Tratei do tema ao ensejo do julgamento da Apelação Cível nº 322.542.4/6-00 (voto 5710), de Barueri, de que nesta Câmara fui relator. Adotando o mesmo posicionamento, o Cartório não tem personalidade jurídica para ser autonomamente acionado, o novo titular também não, apenas o antigo em relação às falhas que haja cometido:

“O problema aqui, mais propriamente, é outro. O autor acionou o Cartório de Registro Civil e Anexos e Tabelionato de Santana do Parnaíba (fl. 2). Só que este não possui personalidade jurídica própria, trata-se de simples serventia extrajudicial. Assim como um cartório judicial também não possui personalidade jurídica.

3) Pelos atos danosos que seus responsáveis venham a causar, tal sucedendo, responderão eles próprios. Aqui, o Tabelião da época, ou o escrevente responsável pela lavratura. Se tiver havido sucessão no Cartório, evidentemente, o novo titular nada terá a ver com o que o antigo no passado tenha praticado. Bem por isso a responsabilização única da pessoa física, não existe pessoa jurídica aparelhada para fazer face à ação.

(…)

4) Em tese, tudo pode não haver passado de uma armação, para fazer dinheiro fácil às custas do Tabelião. Cumprirá, tal sucedendo, em futura ação demonstrar que a escritura passada encerrou negócio real e não fictício, isto é, o dinheiro realmente chegou a ser pago, houve prejuízo a quem afirmava comprar.

Com essa observação, ao apelo ora se nega provimento.”
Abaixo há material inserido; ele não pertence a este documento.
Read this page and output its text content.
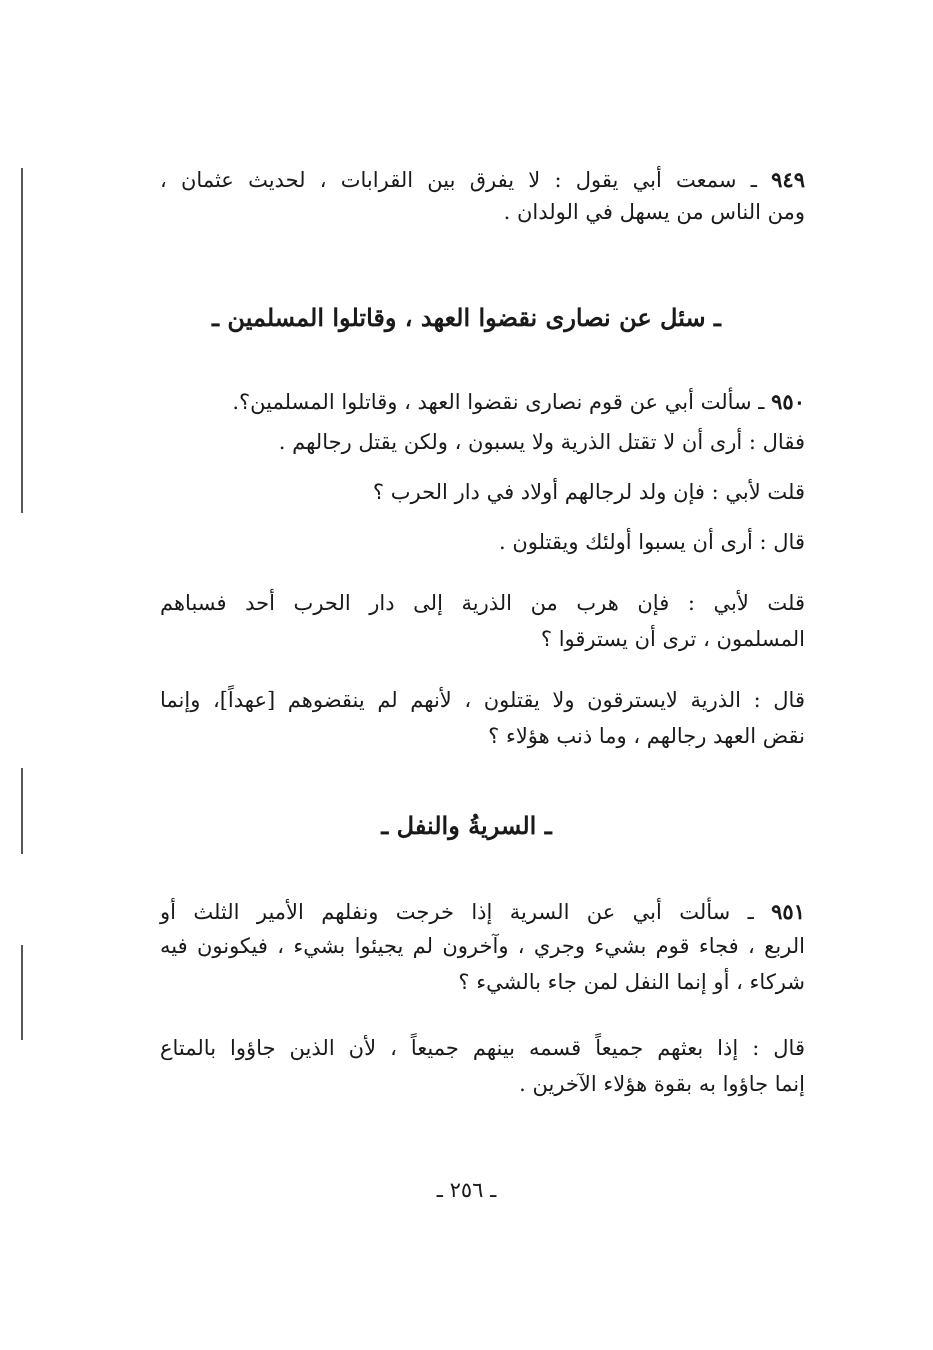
٩٤٩ ـ سمعت أبي يقول : لا يفرق بين القرابات ، لحديث عثمان ،
ومن الناس من يسهل في الولدان .
ـ سئل عن نصارى نقضوا العهد ، وقاتلوا المسلمين ـ
٩٥٠ ـ سألت أبي عن قوم نصارى نقضوا العهد ، وقاتلوا المسلمين؟.
فقال : أرى أن لا تقتل الذرية ولا يسبون ، ولكن يقتل رجالهم .
قلت لأبي : فإن ولد لرجالهم أولاد في دار الحرب ؟
قال : أرى أن يسبوا أولئك ويقتلون .
قلت لأبي : فإن هرب من الذرية إلى دار الحرب أحد فسباهم
المسلمون ، ترى أن يسترقوا ؟
قال : الذرية لايسترقون ولا يقتلون ، لأنهم لم ينقضوهم [عهداً]، وإنما
نقض العهد رجالهم ، وما ذنب هؤلاء ؟
ـ السريةُ والنفل ـ
٩٥١ ـ سألت أبي عن السرية إذا خرجت ونفلهم الأمير الثلث أو
الربع ، فجاء قوم بشيء وجري ، وآخرون لم يجيئوا بشيء ، فيكونون فيه
شركاء ، أو إنما النفل لمن جاء بالشيء ؟
قال : إذا بعثهم جميعاً قسمه بينهم جميعاً ، لأن الذين جاؤوا بالمتاع
إنما جاؤوا به بقوة هؤلاء الآخرين .
ـ ٢٥٦ ـ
Mesmo em relação ao sobrinho Nilson, por outro lado, a ação não prosperava, não havia como anular nada, registro nenhum; que os autores, quando muito, pedissem contas do dinheiro que a ele veio a ser pago.

A situação, em relação a ele, é confusa é nebulosa, as alegações dos autores não convencendo. Tudo apontando no sentido de falsificação documental da sua parte.

Afirmaram, para não apresentar o original do documento de fl. 32 à perícia (notificação supostamente endereçada ao sobrinho Nilson, dando conta da revogação do mandato), que este teria ficado com Nilson (fl. 221); só que no documento consta exatamente o contrário: a Nilson teria sido entregue simples xerocópia (“recebi xerocópia destes documentos”).

Não há nenhuma evidência, por outro lado, de que, porquanto periciada simples xerocópia, intencionalmente omitido o original os dizeres apostos pelo autor Paulo (que a grafotecnia é sua, a perícia revelou) abaixo da assinatura de Nilson tivessem integrado o documento primeiro; o normal residiria na sua inserção acima da assinatura e não o contrário. E esses dizeres, em forma de “observação(fl. 32: Obs.: escritura revogação do 5º Tabelião de Notas Sto. André”), são justamente os que noticiam a revogação do mandato.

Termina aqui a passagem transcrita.